Tractable as he was as to quality, however, he did have to draw a sharp line as to quantity; for Helen;—with the cheerful slogan, "Why, it's only twenty-five cents a week more, Burke!"—seemed not to realize that there was a limit even to the number of those one might spend—on sixty dollars a month. True, at the beginning she did remind him that they could "eat less" till they "got the things paid for," and that her clothes were "all new, anyhow, being a bride, so!" But she had not said that again. Perhaps because she saw the salesman turn his back to laugh, and perhaps because she was a little frightened at the look on her husband's face. At all events, when Burke did at last insist that they had bought quite enough, she acquiesced with some measure of grace.
Burke himself, when the shopping was finished, drew a sigh of relief, yet with an inward shudder at the recollection of certain things marked "Sold to Burke Denby."
"Oh, well," he comforted himself. "Helen's happy—and that's the main thing; and I shan't see them much. I'm away days and asleep nights." Nor did it occur to him that this was not the usual attitude of a supposedly proud bridegroom toward his new little nest of a home.
Getting settled in the little Dale Street apartment was, so far as Burke was concerned, a mere matter of moving from the hotel and dumping the contents of his trunk into his new chiffonier and closet. True, Helen, looking tired and flurried (and not nearly so pretty as usual), brought to him some borrowed tools, together with innumerable curtains and rods and nails and hooks that simply must be put up, she said, before she could do a thing. But Burke, after a half-hearted trial,—during which he mashed his thumb and bored three holes in wrong places,—flew into a passion of irritability, and bade her get the janitor who "owned the darn things" to do the job, and to pay him what he asked—'twould be worth it, no matter what it was!

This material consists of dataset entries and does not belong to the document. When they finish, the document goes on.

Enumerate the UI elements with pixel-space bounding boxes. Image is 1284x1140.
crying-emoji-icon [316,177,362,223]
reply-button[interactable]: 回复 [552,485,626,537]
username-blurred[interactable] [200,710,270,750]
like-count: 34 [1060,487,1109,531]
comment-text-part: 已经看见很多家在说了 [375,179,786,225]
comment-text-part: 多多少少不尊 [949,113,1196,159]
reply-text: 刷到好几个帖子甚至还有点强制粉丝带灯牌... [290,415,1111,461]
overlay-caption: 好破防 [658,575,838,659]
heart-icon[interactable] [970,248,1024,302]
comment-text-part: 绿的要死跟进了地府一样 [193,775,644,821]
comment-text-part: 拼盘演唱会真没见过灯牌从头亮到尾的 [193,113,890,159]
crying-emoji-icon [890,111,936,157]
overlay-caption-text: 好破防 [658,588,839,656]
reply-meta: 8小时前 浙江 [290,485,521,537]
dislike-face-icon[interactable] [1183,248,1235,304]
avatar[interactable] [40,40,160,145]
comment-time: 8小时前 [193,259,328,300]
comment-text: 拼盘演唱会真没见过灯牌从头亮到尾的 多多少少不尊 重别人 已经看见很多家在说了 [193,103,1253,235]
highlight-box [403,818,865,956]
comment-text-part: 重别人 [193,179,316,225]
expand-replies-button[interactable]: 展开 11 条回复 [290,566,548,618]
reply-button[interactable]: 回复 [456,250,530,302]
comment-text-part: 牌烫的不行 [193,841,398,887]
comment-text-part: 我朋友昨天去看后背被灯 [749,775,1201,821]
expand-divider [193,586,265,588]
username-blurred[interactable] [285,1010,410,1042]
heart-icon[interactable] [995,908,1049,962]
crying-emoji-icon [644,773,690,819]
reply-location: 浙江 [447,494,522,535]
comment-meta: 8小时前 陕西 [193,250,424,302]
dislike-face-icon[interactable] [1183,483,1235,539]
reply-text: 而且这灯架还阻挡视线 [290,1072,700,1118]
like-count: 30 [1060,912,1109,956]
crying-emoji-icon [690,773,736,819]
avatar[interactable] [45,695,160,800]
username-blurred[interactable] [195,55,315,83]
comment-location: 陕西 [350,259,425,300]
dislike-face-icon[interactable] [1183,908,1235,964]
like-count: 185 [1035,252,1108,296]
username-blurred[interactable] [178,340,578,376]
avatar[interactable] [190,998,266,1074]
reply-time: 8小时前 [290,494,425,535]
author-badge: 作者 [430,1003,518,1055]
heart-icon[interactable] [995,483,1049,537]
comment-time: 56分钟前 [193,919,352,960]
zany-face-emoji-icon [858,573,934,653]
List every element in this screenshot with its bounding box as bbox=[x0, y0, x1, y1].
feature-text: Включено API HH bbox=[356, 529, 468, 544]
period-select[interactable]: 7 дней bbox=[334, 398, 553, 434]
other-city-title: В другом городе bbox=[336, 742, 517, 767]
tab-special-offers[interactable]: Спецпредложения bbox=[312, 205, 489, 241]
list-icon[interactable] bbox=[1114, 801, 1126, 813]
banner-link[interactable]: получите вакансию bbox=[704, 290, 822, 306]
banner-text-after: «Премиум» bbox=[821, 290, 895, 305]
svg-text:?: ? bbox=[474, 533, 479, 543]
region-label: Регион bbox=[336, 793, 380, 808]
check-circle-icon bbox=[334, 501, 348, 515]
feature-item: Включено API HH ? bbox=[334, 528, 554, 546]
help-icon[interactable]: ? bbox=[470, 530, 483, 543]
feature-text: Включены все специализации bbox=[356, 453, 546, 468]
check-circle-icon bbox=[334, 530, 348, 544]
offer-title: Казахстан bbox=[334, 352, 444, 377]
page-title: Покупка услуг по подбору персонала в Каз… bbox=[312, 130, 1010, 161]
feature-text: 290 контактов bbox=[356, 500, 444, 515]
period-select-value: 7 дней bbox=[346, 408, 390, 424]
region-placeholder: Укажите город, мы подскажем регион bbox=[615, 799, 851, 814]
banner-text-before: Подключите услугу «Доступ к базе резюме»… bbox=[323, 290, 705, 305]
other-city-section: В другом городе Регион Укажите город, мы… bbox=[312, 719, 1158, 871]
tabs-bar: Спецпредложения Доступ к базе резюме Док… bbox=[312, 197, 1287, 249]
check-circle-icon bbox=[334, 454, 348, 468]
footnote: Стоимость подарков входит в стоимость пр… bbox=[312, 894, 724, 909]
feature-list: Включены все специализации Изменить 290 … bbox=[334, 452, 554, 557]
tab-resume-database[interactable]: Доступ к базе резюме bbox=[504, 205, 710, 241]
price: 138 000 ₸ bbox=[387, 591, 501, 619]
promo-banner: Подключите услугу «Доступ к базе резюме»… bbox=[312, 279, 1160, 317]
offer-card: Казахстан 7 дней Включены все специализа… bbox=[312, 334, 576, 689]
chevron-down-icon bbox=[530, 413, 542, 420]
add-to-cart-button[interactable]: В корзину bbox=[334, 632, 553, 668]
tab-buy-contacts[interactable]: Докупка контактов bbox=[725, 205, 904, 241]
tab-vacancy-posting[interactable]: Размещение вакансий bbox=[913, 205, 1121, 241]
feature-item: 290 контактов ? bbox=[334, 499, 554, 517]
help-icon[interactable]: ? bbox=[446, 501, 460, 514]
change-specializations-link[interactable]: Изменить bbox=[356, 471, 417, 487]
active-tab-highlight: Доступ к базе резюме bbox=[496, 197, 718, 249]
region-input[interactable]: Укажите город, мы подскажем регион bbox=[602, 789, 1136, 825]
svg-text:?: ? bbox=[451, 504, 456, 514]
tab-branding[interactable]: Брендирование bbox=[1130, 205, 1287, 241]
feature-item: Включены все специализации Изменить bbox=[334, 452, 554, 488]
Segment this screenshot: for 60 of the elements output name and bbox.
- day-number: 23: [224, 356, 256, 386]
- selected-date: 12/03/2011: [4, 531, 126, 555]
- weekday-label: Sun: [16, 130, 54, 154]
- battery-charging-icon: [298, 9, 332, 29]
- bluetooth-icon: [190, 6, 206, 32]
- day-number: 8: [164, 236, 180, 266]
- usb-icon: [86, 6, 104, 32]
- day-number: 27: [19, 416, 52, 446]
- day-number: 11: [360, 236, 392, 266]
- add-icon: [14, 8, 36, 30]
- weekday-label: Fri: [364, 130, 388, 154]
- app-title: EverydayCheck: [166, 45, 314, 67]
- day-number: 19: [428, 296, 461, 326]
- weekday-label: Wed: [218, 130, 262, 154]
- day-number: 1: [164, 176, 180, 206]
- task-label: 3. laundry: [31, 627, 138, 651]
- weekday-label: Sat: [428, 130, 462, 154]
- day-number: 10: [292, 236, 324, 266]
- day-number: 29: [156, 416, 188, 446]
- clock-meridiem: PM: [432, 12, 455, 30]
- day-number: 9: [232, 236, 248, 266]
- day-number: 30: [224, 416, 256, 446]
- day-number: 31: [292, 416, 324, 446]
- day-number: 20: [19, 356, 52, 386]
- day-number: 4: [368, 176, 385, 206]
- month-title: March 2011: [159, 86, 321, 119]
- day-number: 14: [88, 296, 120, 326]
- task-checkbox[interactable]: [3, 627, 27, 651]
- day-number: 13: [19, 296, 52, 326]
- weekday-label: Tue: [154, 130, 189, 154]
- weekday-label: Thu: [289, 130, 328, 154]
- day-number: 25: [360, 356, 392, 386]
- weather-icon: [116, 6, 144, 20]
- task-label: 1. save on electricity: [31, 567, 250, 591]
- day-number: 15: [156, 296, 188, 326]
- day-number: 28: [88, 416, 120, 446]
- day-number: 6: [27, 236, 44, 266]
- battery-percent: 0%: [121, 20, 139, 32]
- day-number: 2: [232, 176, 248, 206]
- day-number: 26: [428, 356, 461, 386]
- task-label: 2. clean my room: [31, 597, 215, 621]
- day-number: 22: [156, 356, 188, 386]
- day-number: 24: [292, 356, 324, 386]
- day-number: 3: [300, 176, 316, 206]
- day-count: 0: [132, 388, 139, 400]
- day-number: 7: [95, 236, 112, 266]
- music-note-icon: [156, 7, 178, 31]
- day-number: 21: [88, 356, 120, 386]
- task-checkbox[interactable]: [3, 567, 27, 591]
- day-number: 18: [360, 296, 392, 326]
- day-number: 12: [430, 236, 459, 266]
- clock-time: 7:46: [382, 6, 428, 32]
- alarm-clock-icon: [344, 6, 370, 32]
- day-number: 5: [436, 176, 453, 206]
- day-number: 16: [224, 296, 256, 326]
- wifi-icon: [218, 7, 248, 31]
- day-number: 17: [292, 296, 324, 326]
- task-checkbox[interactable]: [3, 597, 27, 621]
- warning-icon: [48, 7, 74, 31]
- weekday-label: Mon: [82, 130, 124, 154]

With a very hasty kiss then Burke banged out of the house and headed for the Denby Iron Works.
It was not alone the curtains or the offending hammer that was wrong with Burke Denby that morning. The time had come when he must not only meet his fellow employees, and take his place among them, but he must face his father. And he was dreading yet longing to see his father. He had not seen him since he bade him good-night and went upstairs to his own room the month before—to write that farewell note.
Once, since coming back from his wedding trip, he had been tempted to leave town and never see his father again—until he should have made for himself the name and the money that he was going to make. Then he would come back and cry: "Behold, this is I, your son, and this is Helen, my wife, who, you see, has not dragged me down!" He would not, of course, talk like that. But he would show them. He would! This had been when he first learned from Brett of the allowance-cutting, and of his father's implacable anger.
Then had come the better, braver decision. He would stay where he was. He would make the name and the money right here, under his father's very eyes. It would be harder, of course; but there would then be all the more glory in the winning. Besides, to leave now would look like defeat—would make one seem almost like a quitter. And his father hated quitters! He would like to show his father. He would show his father. And he would show him right here. And had not Helen, his dear wife, said that she would aid him? As if he could help winning out under those circumstances!